The Washington Post has published an opinion piece from Justice John Paul Stevens in which he analyzes the history of the second amendment, and recent Supreme Court decisions to support his contention that the interpretation of the Second Amendment advanced by the NRA (and recently accepted by the courts) is contrary to the intent of the framers. According to Stevens:
For more than 200 years following the adoption of that amendment, federal judges uniformly understood that the right protected by that text was limited in two ways: First, it applied only to keeping and bearing arms for military purposes, and second, while it limited the power of the federal government, it did not impose any limit whatsoever on the power of states or local governments to regulate the ownership or use of firearms. Thus, in United States v. Miller, decided in 1939, the court unanimously held that Congress could prohibit the possession of a sawed-off shotgun because that sort of weapon had no reasonable relation to the preservation or efficiency of a “well regulated Militia.”

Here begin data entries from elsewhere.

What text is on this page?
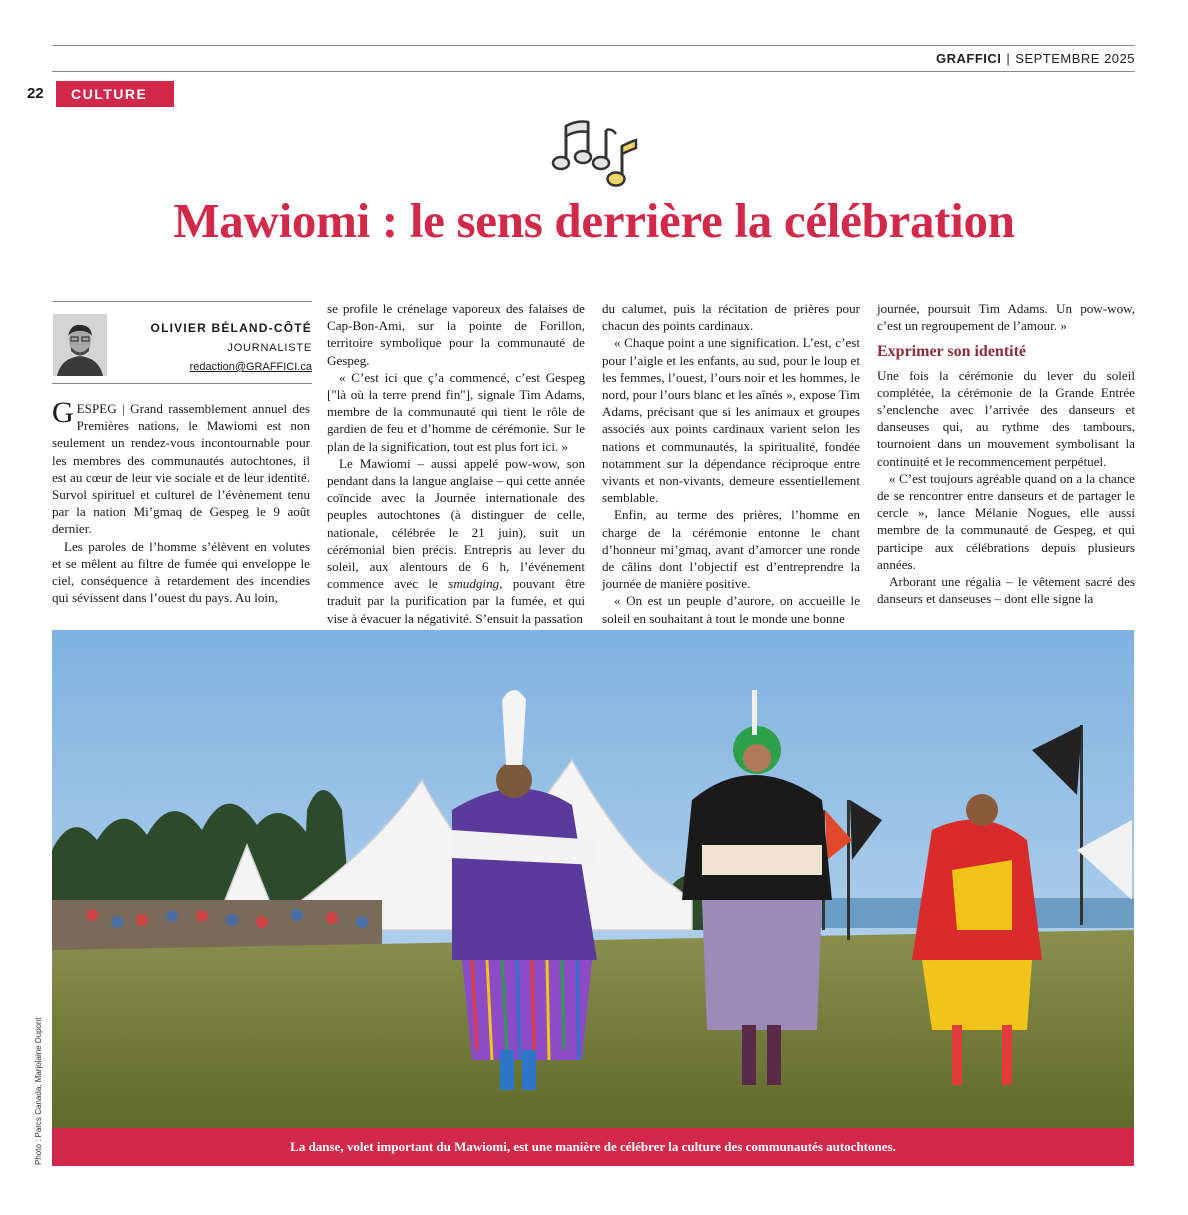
GRAFFICI | SEPTEMBRE 2025
22	CULTURE
Mawiomi : le sens derrière la célébration
OLIVIER BÉLAND-CÔTÉ
JOURNALISTE
redaction@GRAFFICI.ca

GESPEG | Grand rassemblement annuel des Premières nations, le Mawiomi est non seulement un rendez-vous incontournable pour les membres des communautés autochtones, il est au cœur de leur vie sociale et de leur identité. Survol spirituel et culturel de l’évènement tenu par la nation Mi’gmaq de Gespeg le 9 août dernier.

Les paroles de l’homme s’élèvent en volutes et se mêlent au filtre de fumée qui enveloppe le ciel, conséquence à retardement des incendies qui sévissent dans l’ouest du pays. Au loin,

se profile le crénelage vaporeux des falaises de Cap-Bon-Ami, sur la pointe de Forillon, territoire symbolique pour la communauté de Gespeg.

« C’est ici que ç’a commencé, c’est Gespeg ["là où la terre prend fin"], signale Tim Adams, membre de la communauté qui tient le rôle de gardien de feu et d’homme de cérémonie. Sur le plan de la signification, tout est plus fort ici. »

Le Mawiomi – aussi appelé pow-wow, son pendant dans la langue anglaise – qui cette année coïncide avec la Journée internationale des peuples autochtones (à distinguer de celle, nationale, célébrée le 21 juin), suit un cérémonial bien précis. Entrepris au lever du soleil, aux alentours de 6 h, l’événement commence avec le smudging, pouvant être traduit par la purification par la fumée, et qui vise à évacuer la négativité. S’ensuit la passation

du calumet, puis la récitation de prières pour chacun des points cardinaux.

« Chaque point a une signification. L’est, c’est pour l’aigle et les enfants, au sud, pour le loup et les femmes, l’ouest, l’ours noir et les hommes, le nord, pour l’ours blanc et les aînés », expose Tim Adams, précisant que si les animaux et groupes associés aux points cardinaux varient selon les nations et communautés, la spiritualité, fondée notamment sur la dépendance réciproque entre vivants et non-vivants, demeure essentiellement semblable.

Enfin, au terme des prières, l’homme en charge de la cérémonie entonne le chant d’honneur mi’gmaq, avant d’amorcer une ronde de câlins dont l’objectif est d’entreprendre la journée de manière positive.

« On est un peuple d’aurore, on accueille le soleil en souhaitant à tout le monde une bonne

journée, poursuit Tim Adams. Un pow-wow, c’est un regroupement de l’amour. »

Exprimer son identité

Une fois la cérémonie du lever du soleil complétée, la cérémonie de la Grande Entrée s’enclenche avec l’arrivée des danseurs et danseuses qui, au rythme des tambours, tournoient dans un mouvement symbolisant la continuité et le recommencement perpétuel.

« C’est toujours agréable quand on a la chance de se rencontrer entre danseurs et de partager le cercle », lance Mélanie Nogues, elle aussi membre de la communauté de Gespeg, et qui participe aux célébrations depuis plusieurs années.

Arborant une régalia – le vêtement sacré des danseurs et danseuses – dont elle signe la

La danse, volet important du Mawiomi, est une manière de célébrer la culture des communautés autochtones.
Photo : Parcs Canada, Marjolaine Dupont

When I joined the court in 1975, that holding was generally understood as limiting the scope of the Second Amendment to uses of arms that were related to military activities. During the years when Warren Burger was chief justice, from 1969 to 1986, no judge or justice expressed any doubt about the limited coverage of the amendment, and I cannot recall any judge suggesting that the amendment might place any limit on state authority to do anything.
http://www.washingtonpost.com/...
Stevens then goes on to explain how the recent decisions of District of Columbia v. Heller (which found that individuals had an individual right to bear arms and keep a handgun to be used for self-defense) and McDonald v. Chicago (which found that Chicago could not prohibit citizens from owning handguns) were contrary to the historical intent and interpretation of the second amendment.

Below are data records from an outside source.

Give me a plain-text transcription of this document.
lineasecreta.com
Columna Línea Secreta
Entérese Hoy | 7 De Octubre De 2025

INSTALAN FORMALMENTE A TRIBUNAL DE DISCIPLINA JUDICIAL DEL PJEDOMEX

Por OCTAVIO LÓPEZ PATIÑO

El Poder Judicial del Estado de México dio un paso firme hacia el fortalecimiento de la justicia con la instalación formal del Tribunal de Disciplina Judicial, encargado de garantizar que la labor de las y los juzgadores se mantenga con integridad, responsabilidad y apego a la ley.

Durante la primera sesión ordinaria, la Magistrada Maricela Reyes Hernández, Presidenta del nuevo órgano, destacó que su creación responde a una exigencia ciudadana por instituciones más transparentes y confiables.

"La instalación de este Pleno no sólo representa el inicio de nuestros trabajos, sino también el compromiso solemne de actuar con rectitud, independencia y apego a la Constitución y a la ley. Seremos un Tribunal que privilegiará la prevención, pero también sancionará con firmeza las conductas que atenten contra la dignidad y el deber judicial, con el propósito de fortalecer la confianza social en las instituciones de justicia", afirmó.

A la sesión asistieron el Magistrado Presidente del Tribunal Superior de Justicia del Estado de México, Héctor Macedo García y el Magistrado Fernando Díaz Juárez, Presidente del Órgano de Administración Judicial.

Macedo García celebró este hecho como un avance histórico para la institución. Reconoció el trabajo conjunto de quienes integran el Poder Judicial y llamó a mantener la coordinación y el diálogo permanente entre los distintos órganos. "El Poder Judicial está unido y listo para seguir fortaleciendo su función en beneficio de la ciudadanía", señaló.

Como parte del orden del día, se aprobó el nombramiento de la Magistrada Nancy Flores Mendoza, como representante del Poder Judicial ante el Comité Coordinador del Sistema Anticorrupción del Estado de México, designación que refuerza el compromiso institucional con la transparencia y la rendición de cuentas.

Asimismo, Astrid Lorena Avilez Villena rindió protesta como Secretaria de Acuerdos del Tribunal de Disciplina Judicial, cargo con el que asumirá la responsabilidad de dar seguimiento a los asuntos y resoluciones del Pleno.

Stevens argues that it is the legislatures who should be deciding rules regarding gun ownership, not judges.
Stevens treats the NRA very harshly.
Five years after his retirement, during a 1991 appearance on “The MacNeil/Lehrer NewsHour,” Burger himself remarked that the Second Amendment “has been the subject of one of the greatest pieces of fraud, I repeat the word ‘fraud,’ on the American public by special interest groups that I have ever seen in my lifetime.”
http://www.washingtonpost.com/...
Stevens' solution (given the recent court decisions) is to actually amend the language of the second amendment to bring it back to the original intent. His proposed change to the second amendment would read as follows:
“A well regulated Militia, being necessary to the security of a free State, the right of the people to keep and bear Arms when serving in the Militia shall not be infringed.”
http://www.washingtonpost.com/....
Given the strength of the NRA, and the reluctance of the legislative branch to pass any limitations on guns, I see little chance of the Constitution actually be amended to include Stevens proposed second amendment language. I think that instead the solution should be to appoint judges who do not hold such radical right wing views, and who are willing to overrule the recent cases which have misinterpreted the second amendment.
The entire opinion piece is well worth the read.